Arm of hand vibrato first?
Watching the crazy techers teach vibrato-video got me thinking, which is the more common way of teaching vibrato: wrist-vibrato or arm-vibrato first? I mean in the video its mostly wrist-vibrato and finger-vibrato, right?
Me and my girl have been taught arm-vibrato so far only, so the wrist-vibrato obviously looks so tense to my unexperienced eyes.
So which were you taught first and which do you teach first? And was it easy or difficult for you compared to other learning stuff? Is there any connection with the age of the student; if adults learn wrist-vibrato first better for example? Im thinking in the lines of younger children having more flexible and relaxed joints than adult starters.
I got taught arm vibrato but couldn't do it at all. For me it felt so forced and my violin would shake a lot.
I've heard two different takes on this:
I taught myself an arm vibrato when I was in middle school (my teacher hadn't started teaching me vibrato yet), and I apparently learned it well enough that no one really commented on my vibrato until my grad school professor encouraged me to learn wrist vibrato to add variety. I still use primarily arm vibrato, but have recently been working on developing my wrist vibrato more.
They are both equally useful tools.
Teachers should mostly be careful that neither is tense (neither wrist or finger vibrato are tense, despite what it may appear), and that it sounds good, not justs merely "passable". It is a skill that requires patience and musical experience/knowledge to master, as it's not only being able to do one (or all) of the types, but varying its usage according to passages even within the same work (and often, there are many possibilities, but also certain "no-nos" a player should follow.) But coming back the first point, it must be relaxed so that it can go as fast or slow as it needs to be, without any hand strain or squeezing of the instrument.
Arm vibrato uses more energy than wrist vibrato in direct proportion to the relative masses of hand and arm. My experience has been that with age it becomes more difficult to perform arm than hand vibrato.
For teaching vibrato, I start with the motion of the finger, with the fiddle held like a guitar. If the finger tip is not rotating, there is no point in what they do with their arm or wrist.
My vibrato looks like a hand vibrato but is in fact the tip of an integrated "underwater plant" wave motion in the whole forearm.
Interestingly I was never "taught" vibrato. It simply appeared on day. Mine is more finger/wrist based and does not involve the entire arm. Is it "perfect?" Nope. It adds the color that I want to add when I want to add it.
I figured out vibrato on my own too. My childhood teacher encouraged me to do that. Then, 30 years later, my adulthood teacher had to rebuild it from scratch.

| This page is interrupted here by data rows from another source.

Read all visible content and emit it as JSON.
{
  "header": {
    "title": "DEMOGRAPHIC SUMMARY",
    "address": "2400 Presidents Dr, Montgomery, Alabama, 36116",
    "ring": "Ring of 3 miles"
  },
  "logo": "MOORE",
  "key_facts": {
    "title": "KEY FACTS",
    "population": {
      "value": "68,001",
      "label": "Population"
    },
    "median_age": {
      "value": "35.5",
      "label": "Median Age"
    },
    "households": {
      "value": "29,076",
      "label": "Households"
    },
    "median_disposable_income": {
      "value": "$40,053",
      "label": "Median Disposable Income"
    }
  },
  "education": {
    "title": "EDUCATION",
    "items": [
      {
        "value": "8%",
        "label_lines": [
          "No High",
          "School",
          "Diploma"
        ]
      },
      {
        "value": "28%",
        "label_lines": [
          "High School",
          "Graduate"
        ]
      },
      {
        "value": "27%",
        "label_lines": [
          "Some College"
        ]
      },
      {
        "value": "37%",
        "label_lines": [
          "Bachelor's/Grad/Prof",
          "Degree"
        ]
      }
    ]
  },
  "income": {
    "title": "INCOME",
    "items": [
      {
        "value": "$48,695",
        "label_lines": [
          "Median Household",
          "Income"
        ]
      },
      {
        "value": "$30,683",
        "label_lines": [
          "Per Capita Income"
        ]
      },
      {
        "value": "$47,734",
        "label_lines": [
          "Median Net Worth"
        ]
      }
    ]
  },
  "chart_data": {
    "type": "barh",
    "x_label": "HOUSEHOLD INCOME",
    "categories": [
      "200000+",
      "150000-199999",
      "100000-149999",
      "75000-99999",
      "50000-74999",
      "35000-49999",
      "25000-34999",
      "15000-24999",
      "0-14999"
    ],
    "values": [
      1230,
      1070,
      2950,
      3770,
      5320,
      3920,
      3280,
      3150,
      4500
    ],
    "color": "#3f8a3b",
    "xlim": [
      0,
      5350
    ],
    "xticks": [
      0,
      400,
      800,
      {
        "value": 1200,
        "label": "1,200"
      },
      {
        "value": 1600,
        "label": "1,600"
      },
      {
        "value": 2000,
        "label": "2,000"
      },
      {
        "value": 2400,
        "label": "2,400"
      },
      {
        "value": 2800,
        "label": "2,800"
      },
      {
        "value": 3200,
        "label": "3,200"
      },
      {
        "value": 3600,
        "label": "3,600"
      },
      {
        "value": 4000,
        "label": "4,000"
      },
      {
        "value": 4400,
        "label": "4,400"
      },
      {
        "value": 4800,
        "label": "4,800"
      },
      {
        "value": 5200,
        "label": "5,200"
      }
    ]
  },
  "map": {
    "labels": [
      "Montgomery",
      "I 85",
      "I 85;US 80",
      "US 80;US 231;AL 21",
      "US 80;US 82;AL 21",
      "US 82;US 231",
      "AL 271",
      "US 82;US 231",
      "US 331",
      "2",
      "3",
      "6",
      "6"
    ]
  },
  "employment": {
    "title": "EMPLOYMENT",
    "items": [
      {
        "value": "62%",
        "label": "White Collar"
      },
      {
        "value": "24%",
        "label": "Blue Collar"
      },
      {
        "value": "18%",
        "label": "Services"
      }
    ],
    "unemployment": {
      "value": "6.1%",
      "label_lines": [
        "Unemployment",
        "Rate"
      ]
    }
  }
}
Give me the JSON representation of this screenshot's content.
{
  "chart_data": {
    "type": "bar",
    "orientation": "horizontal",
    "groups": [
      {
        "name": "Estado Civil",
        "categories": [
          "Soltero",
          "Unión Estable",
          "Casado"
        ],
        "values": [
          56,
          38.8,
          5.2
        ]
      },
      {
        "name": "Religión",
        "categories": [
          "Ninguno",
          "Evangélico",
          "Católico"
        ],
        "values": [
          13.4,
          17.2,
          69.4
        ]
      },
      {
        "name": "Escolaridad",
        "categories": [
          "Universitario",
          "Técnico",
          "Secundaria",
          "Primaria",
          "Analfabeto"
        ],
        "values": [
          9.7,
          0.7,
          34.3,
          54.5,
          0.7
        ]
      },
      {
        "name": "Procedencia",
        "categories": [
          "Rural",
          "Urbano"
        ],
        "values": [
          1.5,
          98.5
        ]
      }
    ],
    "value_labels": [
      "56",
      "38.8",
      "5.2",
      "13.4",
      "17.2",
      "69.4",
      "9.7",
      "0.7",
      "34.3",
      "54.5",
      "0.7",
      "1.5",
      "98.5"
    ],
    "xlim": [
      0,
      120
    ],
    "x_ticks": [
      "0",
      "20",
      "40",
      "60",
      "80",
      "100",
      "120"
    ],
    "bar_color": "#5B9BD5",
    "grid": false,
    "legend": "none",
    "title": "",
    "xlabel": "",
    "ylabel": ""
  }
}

I hope my mother's carpal tunnel syndrome isn't hereditary!
I teach wrist first when the student is comfortable in 3rd position.
Personally I find wrist vibrato a lot easier than arm. But I ended up using arm vibrato more because it looks more dramatic and ‘violinistic’. I think that’s why most soloists on stage tend to emphasise arm vibrato a bit more. I never saw a soloist who use almost exclusively wrist.